I am subscribed to several blogs. One such blog is a blog from Dylan Jones that is maintained from the “Data Quality Pro community”. From this blog I got the suggestion to investigate Google Refine. And it was surely a worthwhile investment.

Google Refine is a tool that is acquired by Google to improve data quality. When used for this purpose, it is immensely powerful.

Google Refine can be downloaded here . It is a download of approximately 30 MB. It can be installed on a Windows, Linux and an Apple platform. Installation is straightforward, allthough a Java Runtime Engine is required. Also: installation is free, no costs involved nor a registration.
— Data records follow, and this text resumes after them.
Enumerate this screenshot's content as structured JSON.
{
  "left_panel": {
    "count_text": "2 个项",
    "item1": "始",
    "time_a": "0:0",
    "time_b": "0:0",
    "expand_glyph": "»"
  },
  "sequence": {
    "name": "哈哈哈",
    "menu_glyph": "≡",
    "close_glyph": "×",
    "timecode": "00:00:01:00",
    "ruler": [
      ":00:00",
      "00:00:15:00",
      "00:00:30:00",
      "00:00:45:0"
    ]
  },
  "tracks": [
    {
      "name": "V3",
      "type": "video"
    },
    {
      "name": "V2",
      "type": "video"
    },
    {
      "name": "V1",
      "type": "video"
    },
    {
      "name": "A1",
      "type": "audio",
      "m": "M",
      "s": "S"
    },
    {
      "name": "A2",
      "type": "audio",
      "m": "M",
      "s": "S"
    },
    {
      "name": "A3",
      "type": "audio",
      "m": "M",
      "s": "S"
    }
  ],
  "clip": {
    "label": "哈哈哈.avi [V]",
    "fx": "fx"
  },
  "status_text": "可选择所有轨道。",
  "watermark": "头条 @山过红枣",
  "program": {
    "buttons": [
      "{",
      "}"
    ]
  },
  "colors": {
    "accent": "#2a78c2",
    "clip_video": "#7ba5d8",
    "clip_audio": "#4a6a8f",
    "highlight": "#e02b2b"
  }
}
After launching, the application uses the web browser as interface.

The application is able to read/ write text formatted files. If the data are stored in an Oracle database, one should extract such tables to external text files. After extraction one could load such data in Google Refine. Loading data is easily done: in the interface we may notice the button “open” that reads a file. Subsequently “export” allows to write the data to an external file. I really appreciate such a well thought interface: trivial functions such as reading and writing should be made easily accessible.
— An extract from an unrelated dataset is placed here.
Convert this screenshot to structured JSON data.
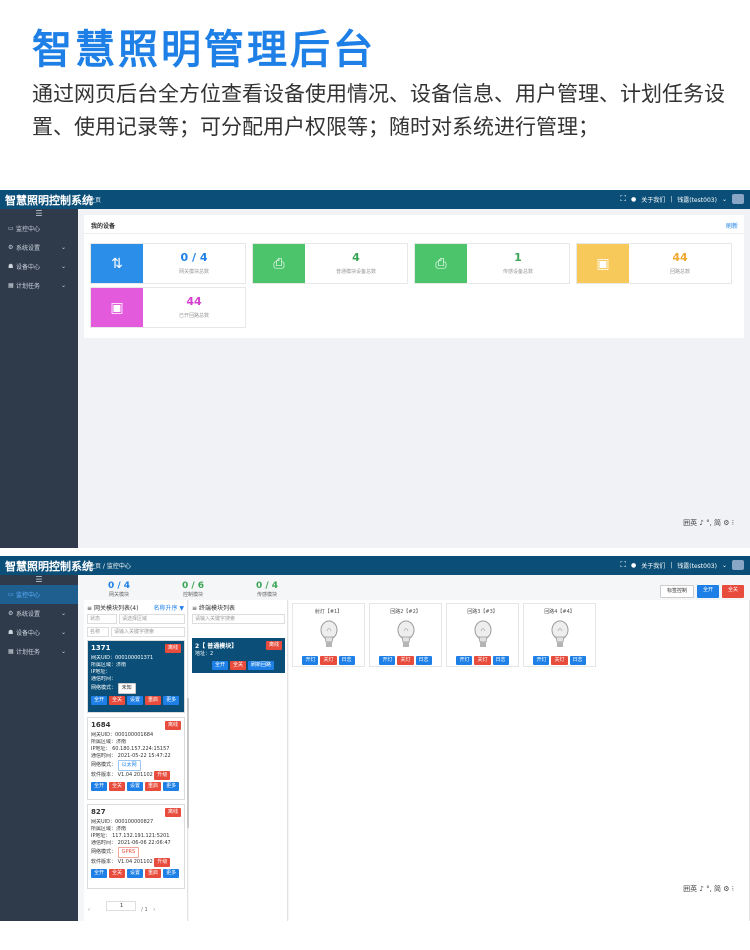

The data can be analysed when the mouse is positioned at the header of a column. A small drop down list displays itself with “facet”, subsequently “text facet”. Selecting this creates a frequency overview on this column. This allows a quick overview on the domain of the column values. This is functionality that is also known as creating a pivot table. From this moment on, we get access to functionality that is really awesome. This frequency overview can be analysed with a cluster analysis that clearly displays values that closely resembles each other. We know that in many tables different spellings can be used to express the same thing: “Transport Accident” can also be written as “Transport accident”. However a frequency diagram then contains two lines: one for “Transport Accident” and another for “Transport accident”. Google Refine allows to detect such small differences in the cluster analysis automatically. The deviations can also be synchronised automatically. We can then avoid the tedious manual adjustment of values.